0968: Neuropsychological Outcome of Children Born to Women with Systemic Sclerosis: Assessment Through a Self-administered Multidisciplinary Questionnaire in a Monocentric Cohort

Sunday, November 13, 2022

9:00 AM – 10:30 AM Eastern Time

Location: Virtual Poster Hall

Abstract Poster Presenter(s)

EP

Eleonora Pedretti, MD

Rheumatology and Clinical Immunology Unit, ASST Spedali Civili and University of Brescia
Brescia, Brescia, Italy

Eleonora Pedretti¹, Laura Andreoli¹, Liala Moschetti¹, Cecilia Nalli¹, Anna Molinaro², Jessica Galli², Elisa Fazzi², Franco Franceschini¹, Angela Tincani³, Paolo Airò⁴ and Maria Grazia Lazzaroni¹, ¹Rheumatology and Clinical Immunology Unit, ASST Spedali Civili and University of Brescia, Brescia, Italy, ²Unit of Child and Adolescent Neuropsychiatry, ASST Spedali Civili and University of Brescia, Brescia, Italy, ³Rheumatology and Clinical Immunology Unit, ASST Spedali Civili and University of Brescia, Gussago, Italy, ⁴Rheumatology and Clinical Immunology Unit, ASST Spedali Civili, Brescia, Italy

Background/Purpose: In the last years, the rate of successful pregnancies has significantly increased in Systemic Sclerosis (SSc)¹ women. However, the long-term outcome of their children remains an unexplored issue. Our aim is to evaluate the neuropsychiatric (NP) outcome of children born to SSc mothers.

Methods: An ad-hoc questionnaire, regarding different aspects of child's neurodevelopment (ND) (3 sections: childhood [0-5 years]; scholar age [6-11 years]; adolescence [12-18 years]), was created and administered to female SSc patients (ACR/EULAR 2013 criteria) attending our outpatient clinic during 2021 and who had at least 1 child. Children's NP characteristics were compared between 3 subgroups: A) born >10 years before SSc diagnosis; B) born £10 years before SSc diagnosis; C) born after SSc diagnosis. Results below are expressed as number/total number of answers collected for each question.

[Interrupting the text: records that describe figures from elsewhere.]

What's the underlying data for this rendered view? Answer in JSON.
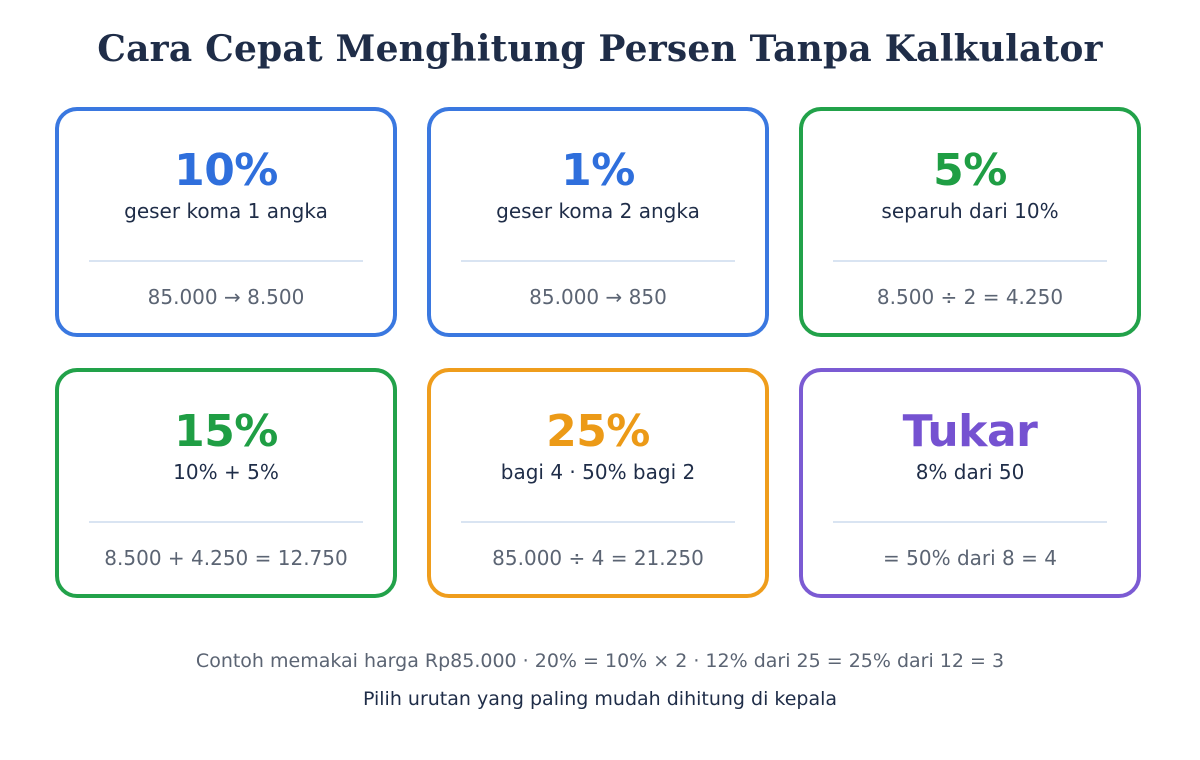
{
  "title": "Cara Cepat Menghitung Persen Tanpa Kalkulator",
  "cards": [
    {
      "percent": "10%",
      "rule": "geser koma 1 angka",
      "example": "85.000 → 8.500",
      "color": "#2f6fdc"
    },
    {
      "percent": "1%",
      "rule": "geser koma 2 angka",
      "example": "85.000 → 850",
      "color": "#2f6fdc"
    },
    {
      "percent": "5%",
      "rule": "separuh dari 10%",
      "example": "8.500 ÷ 2 = 4.250",
      "color": "#1f9e44"
    },
    {
      "percent": "15%",
      "rule": "10% + 5%",
      "example": "8.500 + 4.250 = 12.750",
      "color": "#1f9e44"
    },
    {
      "percent": "25%",
      "rule": "bagi 4 · 50% bagi 2",
      "example": "85.000 ÷ 4 = 21.250",
      "color": "#ec9a17"
    },
    {
      "percent": "Tukar",
      "rule": "8% dari 50",
      "example": "= 50% dari 8 = 4",
      "color": "#7552d1"
    }
  ],
  "footer": {
    "note": "Contoh memakai harga Rp85.000 · 20% = 10% × 2 · 12% dari 25 = 25% dari 12 = 3",
    "tip": "Pilih urutan yang paling mudah dihitung di kepala"
  }
}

Results: 100 SSc women reported 189 pregnancies: 152 resulted in 154 live births (2 twin pregnancies, M/F=85/69). Deliveries occurred at a median of 39 (36-40) weeks of gestation: 28% of preterm births and 6% of severe preterm births (< 34 weeks of gestation). At least one NP alteration was reported in 42/119 (35%) subjects, more frequently in group B (57%), as compared to group A (32%, p:0.07) and group C (28%, p:0.09) (Figure 1). Sleep irregularities were the most frequently reported disorder (n=15). Comparisons between the 3 subgroups for each NP outcome are shown in Table 1: overall, a higher rate of NP alterations were reported in children of group B. A higher rate (12%) of severe preterm birth was observed in babies born in group C. In addition, SSc mothers declared that 7/123 (6%) children underwent a NP evaluation leading to a diagnosis in 3 cases: 1 cognitive delay, 1 learning disability (LD) and 1 autism spectrum disorder (ASD). These children were born 1 and 5 years before and 3 years after SSc diagnosis, respectively.

Conclusion: Children born to SSc mothers had a frequency of major NP alterations (cognitive delay, LD, ASD) similar to general pediatric population². A higher frequency of minor ND disorders, especially sleep irregularities, was observed in children within 10 years before maternal diagnosis, possibly suggesting an impact of maternal chronic disease on the relationship with child in the first years of life. To confirm these self-reported preliminary data, the extension of the study will consist in a NP specialistic evaluation proposed to the offspring of SSc mothers aged £18 years.

GILS (Gruppo Italiano Lotta Sclerodermia) is kindly acknowledged for supporting the study with a grant.

Figure 1. Frequency of children with at least one NP alteration according to the 3 age subgroups.

Table 1. Comparison of NP characteristics of the 154 children according to age subgroups: univariate analysis.
Results are presented as number/total number (%) of answers collected for each question. Variables were compared by Chi Squared/exact Fisher test. *p=0.03; °p=0.04; ^p=0.02.

Disclosures: E. Pedretti, None; L. Andreoli, GlaxoSmithKlein(GSK), Janssen, Novartis, UCB, Werfen; L. Moschetti, None; C. Nalli, None; A. Molinaro, None; J. Galli, None; E. Fazzi, None; F. Franceschini, None; A. Tincani, GlaxoSmithKlein(GSK), UCB; P. Airò, Bristol-Myers-Squibb, Boehringer Ingelheim, Roche, Jannsen, CSL Behring; M. Lazzaroni, None.